Enbala Networks brings demand-response to grid regulation

Toronto-based Enbala Networks has brought demand-response to a new level — just don’t call it demand-response.

In traditional demand-response, companies such as Comverge and EnerNOC sign up dozens, potentially hundreds of clients that agree to reduce their energy demand when asked.  When a heat wave hits and electricity demand spikes, a power system operator will ask a Comverge or EnerNOC to orchestrate a large-scale demand reduction for a specific period of time. These companies (and their clients) get paid to reduce their electricity, with the idea being that the cost of such programs is far less expensive than the cost of building (and paying for) a natural gas peaker plant to do the job — that is, negawatts is cheaper than natural gas megawatts.

EnerNOC, for example, said it was able to reduce power demand across the United States last week by 1,230 megawatts when asked to kick its services into action.

But this is only one form of demand-response. What about the second-by-second fluctuations on the grid that require what the industry calls “regulation”? Regulation is a way to constantly balance supply and demand on the system, and it’s usually accomplished by power generators that get paid a hefty premium to do the job (In Ontario hydroelectric facilities in Niagara Falls play a major role). In early 2010, Enbala Networks decided to participate in an Ontario Independent Electricity System Operator (IESO) program aimed at proving that demand-response could work for regulation services as well.

The company issued a call in June 2010 for municipal and industrial partners that had the flexibility, when asked, to reduce power demand regularly throughout the day and night. Ideal candidates were water and wastewater treatment facilities, wood chipping and rock crushing facilities, companies that had large electric boilers, chillers and battery charging loads, and partners that relied heavily on industrial ventilation. In other words, anyone that used lots of electricity for equipment that could easily be turned on and off without materially affecting the overall operation of the organization. You might call it flexibility harvesting, and Enbala has built a smart grid platform that does it well.

Enbala went ahead with the pilot project and a year later the company and the IESO appear satisfied with the outcome.

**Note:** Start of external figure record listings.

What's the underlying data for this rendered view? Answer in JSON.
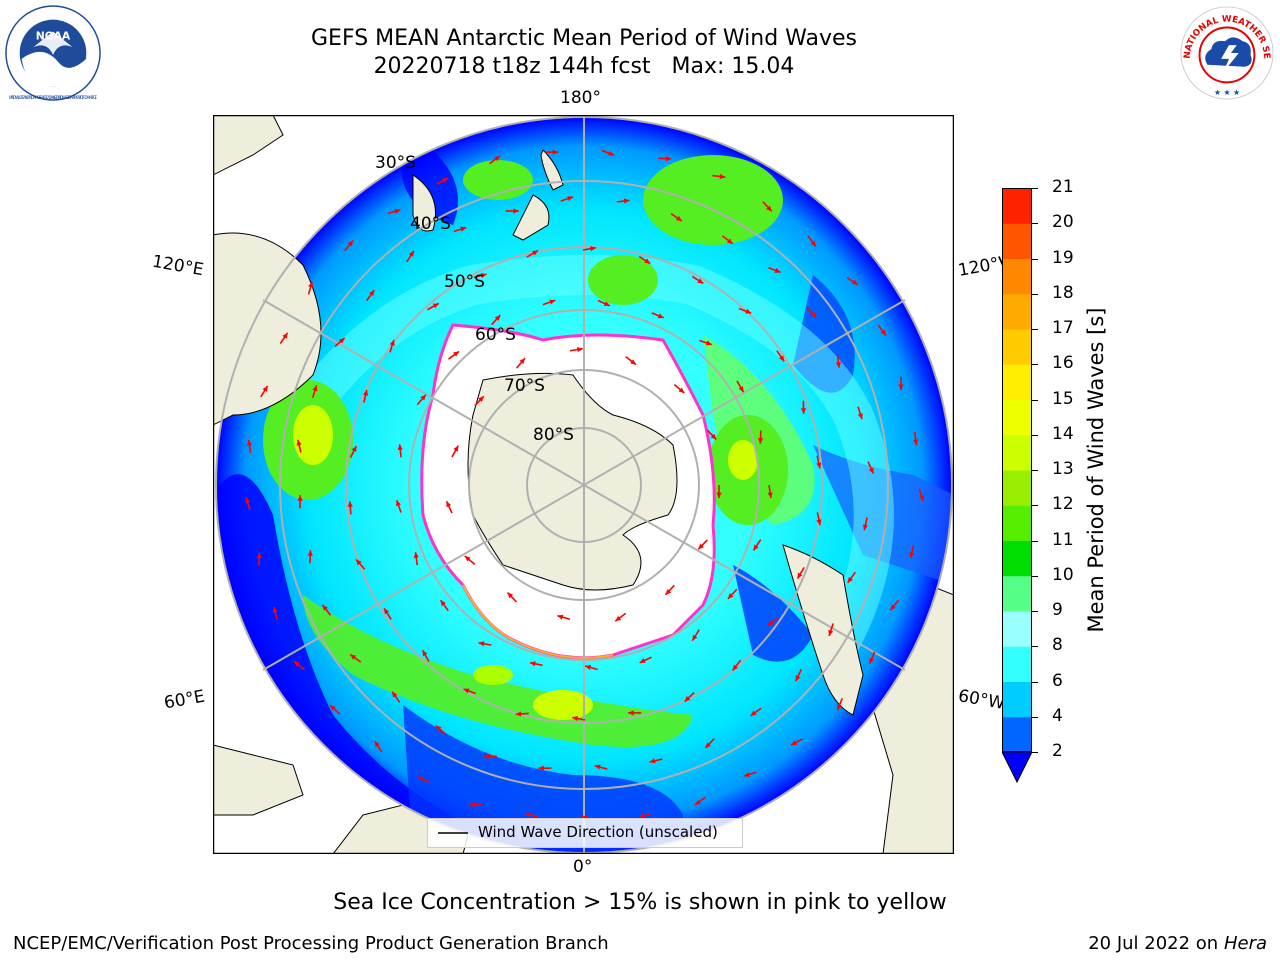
{
  "title": {
    "line1": "GEFS MEAN Antarctic Mean Period of Wind Waves",
    "run": "20220718 t18z 144h fcst",
    "max": "Max: 15.04"
  },
  "logos": {
    "noaa": {
      "text": "NOAA",
      "ring_text": "NATIONAL OCEANIC AND ATMOSPHERIC ADMINISTRATION · U.S. DEPARTMENT OF COMMERCE",
      "color": "#1e4b9a"
    },
    "nws": {
      "ring_text": "NATIONAL WEATHER SERVICE",
      "color": "#e60000"
    }
  },
  "map": {
    "projection": "south-polar-stereographic",
    "longitude_labels": {
      "top": "180°",
      "left_upper": "120°E",
      "right_upper": "120°W",
      "left_lower": "60°E",
      "right_lower": "60°W",
      "bottom": "0°"
    },
    "latitude_labels": [
      "30°S",
      "40°S",
      "50°S",
      "60°S",
      "70°S",
      "80°S"
    ],
    "land_color": "#efeddc",
    "ice_edge_color": "#ff33cc",
    "legend": "Wind Wave Direction (unscaled)",
    "arrow_color": "#ff0000"
  },
  "colorbar": {
    "label": "Mean Period of Wind Waves [s]",
    "ticks": [
      "2",
      "4",
      "6",
      "8",
      "9",
      "10",
      "11",
      "12",
      "13",
      "14",
      "15",
      "16",
      "17",
      "18",
      "19",
      "20",
      "21"
    ],
    "colors": [
      "#0066ff",
      "#00ccff",
      "#33ffff",
      "#99ffff",
      "#55ff88",
      "#00dd00",
      "#55ee00",
      "#99ee00",
      "#ccff00",
      "#eeff00",
      "#ffee00",
      "#ffcc00",
      "#ffaa00",
      "#ff8800",
      "#ff5500",
      "#ff2200"
    ],
    "under_color": "#0000ff"
  },
  "sea_ice_note": "Sea Ice Concentration > 15% is shown in pink to yellow",
  "credit": "NCEP/EMC/Verification Post Processing Product Generation Branch",
  "date": {
    "prefix": "20 Jul 2022 on",
    "machine": "Hera"
  }
}
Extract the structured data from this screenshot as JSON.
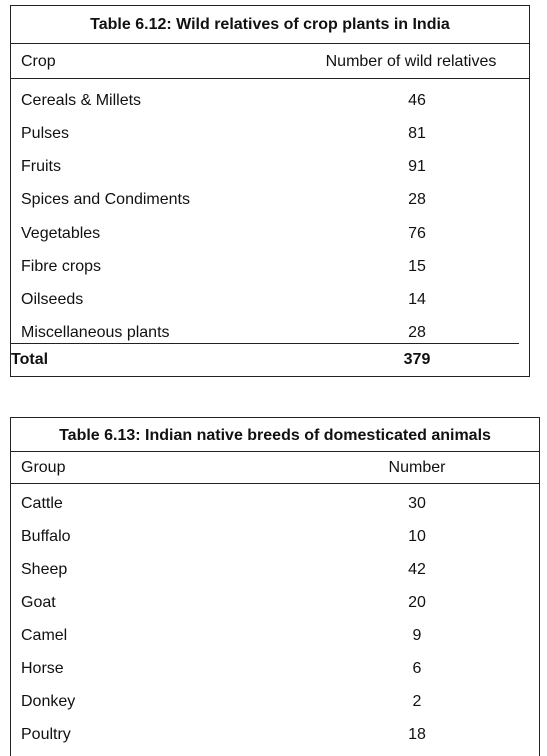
{
  "table1": {
    "title": "Table 6.12: Wild relatives of crop plants in India",
    "col_crop": "Crop",
    "col_number": "Number of wild relatives",
    "rows": [
      {
        "crop": "Cereals & Millets",
        "value": "46"
      },
      {
        "crop": "Pulses",
        "value": "81"
      },
      {
        "crop": "Fruits",
        "value": "91"
      },
      {
        "crop": "Spices and Condiments",
        "value": "28"
      },
      {
        "crop": "Vegetables",
        "value": "76"
      },
      {
        "crop": "Fibre crops",
        "value": "15"
      },
      {
        "crop": "Oilseeds",
        "value": "14"
      },
      {
        "crop": "Miscellaneous plants",
        "value": "28"
      }
    ],
    "total_label": "Total",
    "total_value": "379"
  },
  "table2": {
    "title": "Table 6.13: Indian native breeds of domesticated animals",
    "col_group": "Group",
    "col_number": "Number",
    "rows": [
      {
        "group": "Cattle",
        "value": "30"
      },
      {
        "group": "Buffalo",
        "value": "10"
      },
      {
        "group": "Sheep",
        "value": "42"
      },
      {
        "group": "Goat",
        "value": "20"
      },
      {
        "group": "Camel",
        "value": "9"
      },
      {
        "group": "Horse",
        "value": "6"
      },
      {
        "group": "Donkey",
        "value": "2"
      },
      {
        "group": "Poultry",
        "value": "18"
      }
    ]
  }
}
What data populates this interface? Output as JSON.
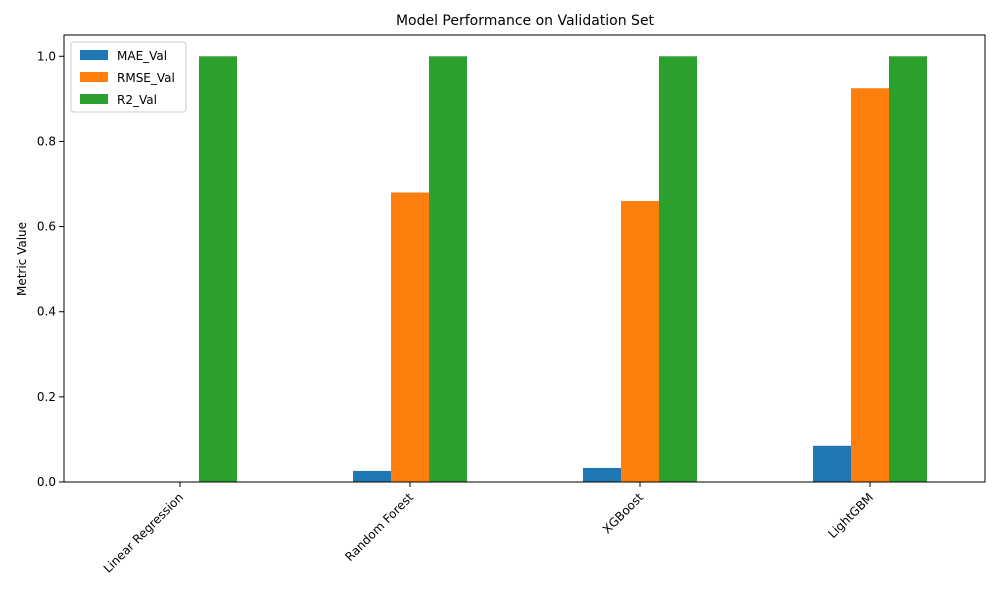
{
  "chart_data": {
    "type": "bar",
    "title": "Model Performance on Validation Set",
    "xlabel": "",
    "ylabel": "Metric Value",
    "categories": [
      "Linear Regression",
      "Random Forest",
      "XGBoost",
      "LightGBM"
    ],
    "series": [
      {
        "name": "MAE_Val",
        "color": "#1f77b4",
        "values": [
          0.0,
          0.026,
          0.033,
          0.085
        ]
      },
      {
        "name": "RMSE_Val",
        "color": "#ff7f0e",
        "values": [
          0.0,
          0.68,
          0.66,
          0.925
        ]
      },
      {
        "name": "R2_Val",
        "color": "#2ca02c",
        "values": [
          1.0,
          1.0,
          1.0,
          1.0
        ]
      }
    ],
    "ylim": [
      0,
      1.05
    ],
    "yticks": [
      "0.0",
      "0.2",
      "0.4",
      "0.6",
      "0.8",
      "1.0"
    ],
    "legend_position": "top-left",
    "grid": false
  }
}
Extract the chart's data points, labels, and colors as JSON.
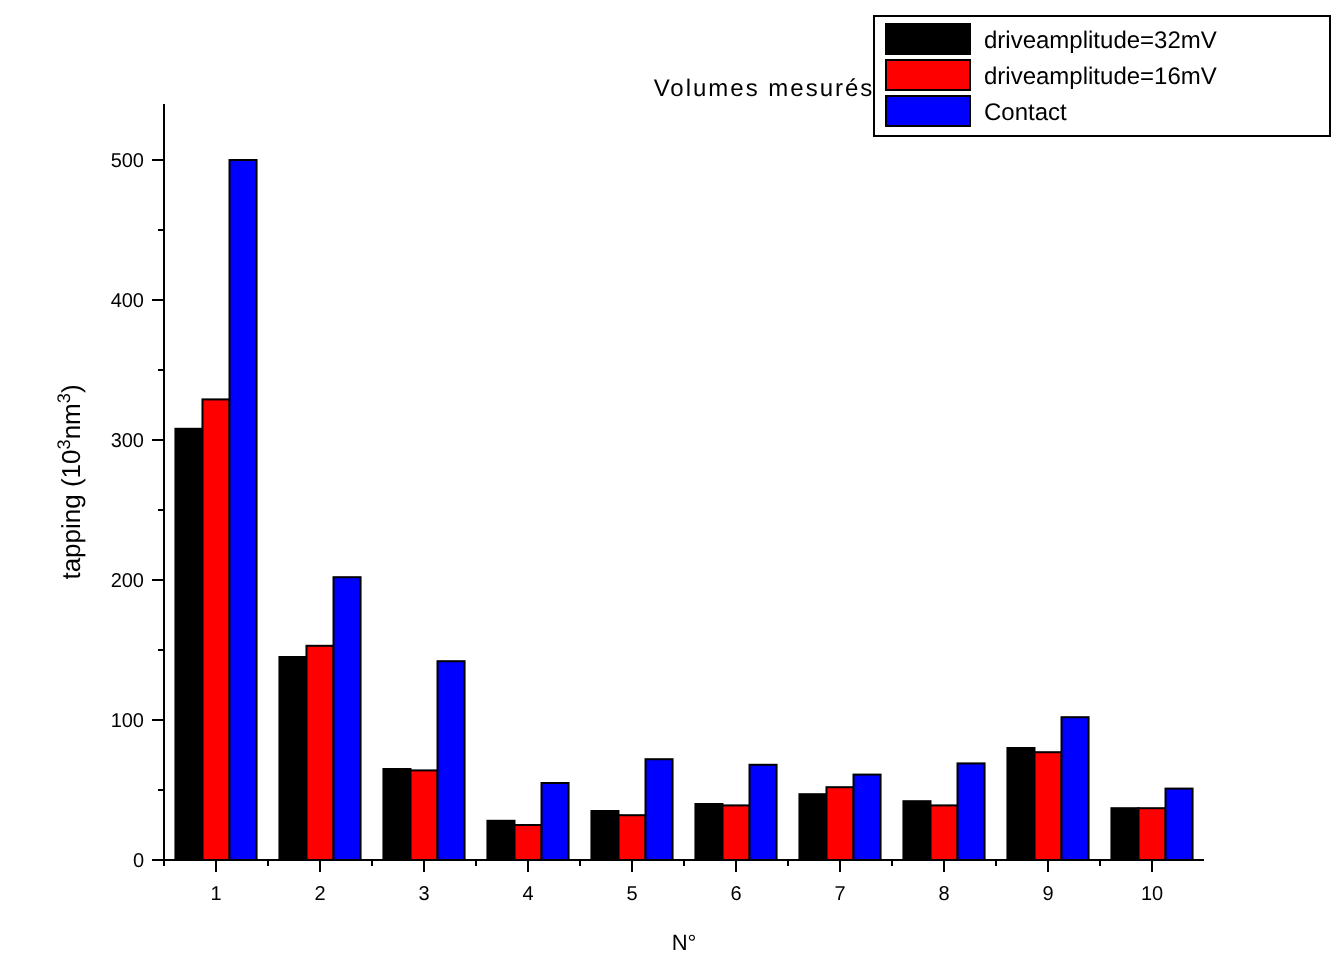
{
  "chart_data": {
    "type": "bar",
    "title": "Volumes mesurés",
    "xlabel": "N°",
    "ylabel": "tapping (10$^{3}$nm$^{3}$)",
    "categories": [
      "1",
      "2",
      "3",
      "4",
      "5",
      "6",
      "7",
      "8",
      "9",
      "10"
    ],
    "series": [
      {
        "name": "driveamplitude=32mV",
        "color": "#000000",
        "values": [
          308,
          145,
          65,
          28,
          35,
          40,
          47,
          42,
          80,
          37
        ]
      },
      {
        "name": "driveamplitude=16mV",
        "color": "#ff0000",
        "values": [
          329,
          153,
          64,
          25,
          32,
          39,
          52,
          39,
          77,
          37
        ]
      },
      {
        "name": "Contact",
        "color": "#0000ff",
        "values": [
          500,
          202,
          142,
          55,
          72,
          68,
          61,
          69,
          102,
          51
        ]
      }
    ],
    "ylim": [
      0,
      540
    ],
    "yticks": [
      0,
      {
        "value": 50,
        "label": null
      },
      100,
      {
        "value": 150,
        "label": null
      },
      200,
      {
        "value": 250,
        "label": null
      },
      300,
      {
        "value": 350,
        "label": null
      },
      400,
      {
        "value": 450,
        "label": null
      },
      500
    ],
    "grid": false,
    "legend": "top right"
  }
}
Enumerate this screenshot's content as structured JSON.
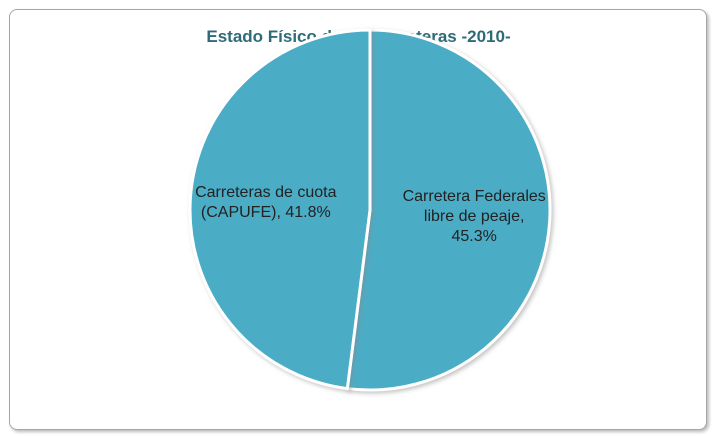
{
  "chart_data": {
    "type": "pie",
    "title": "Estado Físico de las carreteras -2010-",
    "values": [
      45.3,
      41.8
    ],
    "value_labels": [
      "Carretera Federales libre de peaje, 45.3%",
      "Carreteras de cuota (CAPUFE), 41.8%"
    ],
    "color": "#4bacc6",
    "start_angle": 0,
    "direction": "clockwise"
  }
}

Now that proof-of-concept is out of the way, it will be interesting to see where it leads. Will Enbala be able to replicate it in other jurisdictions and turn it into a vibrant money-making business? Will the IESO expand the pilot into a full-scale commercial program, giving the Ontario grid a faster and cheaper way to balance supply and demand?

The smart grid demands no less, and this approach will become increasingly important, along with energy storage, as we add more intermittent renewables to the power mix.

Ontario making strong progress on smart grid development

The Ontario Smart Grid Forum, a group led by the province’s Independent Electricity System Operator, released today its latest report on smart grid development. The report, titled “Modernizing Ontario’s Electricity System: Next Steps,” documents progress that has been made since the Forum’s first report two years ago and the many smart grid-related activities currently underway. It also makes several recommendations that will help build on the current momentum of development.

The report touches on electric vehicles and related infrastructure, emergence of the smart home, importance of privacy protection, integration of energy storage, challenges of managing an expected deluge of what I like to call “gridformation”, and the overall importance of industry standards. It also attempts to quantify the expected annual investment in smart grid technologies, systems and training over the next five years.

Disclosure: I was contracted by the IESO to prepare this report so am reserving comment. That said, for anyone interested in Ontario’s smart grid activities this report offers a great sense of where the province is coming from, where it’s at, and where it is going on all things related to the smart grid.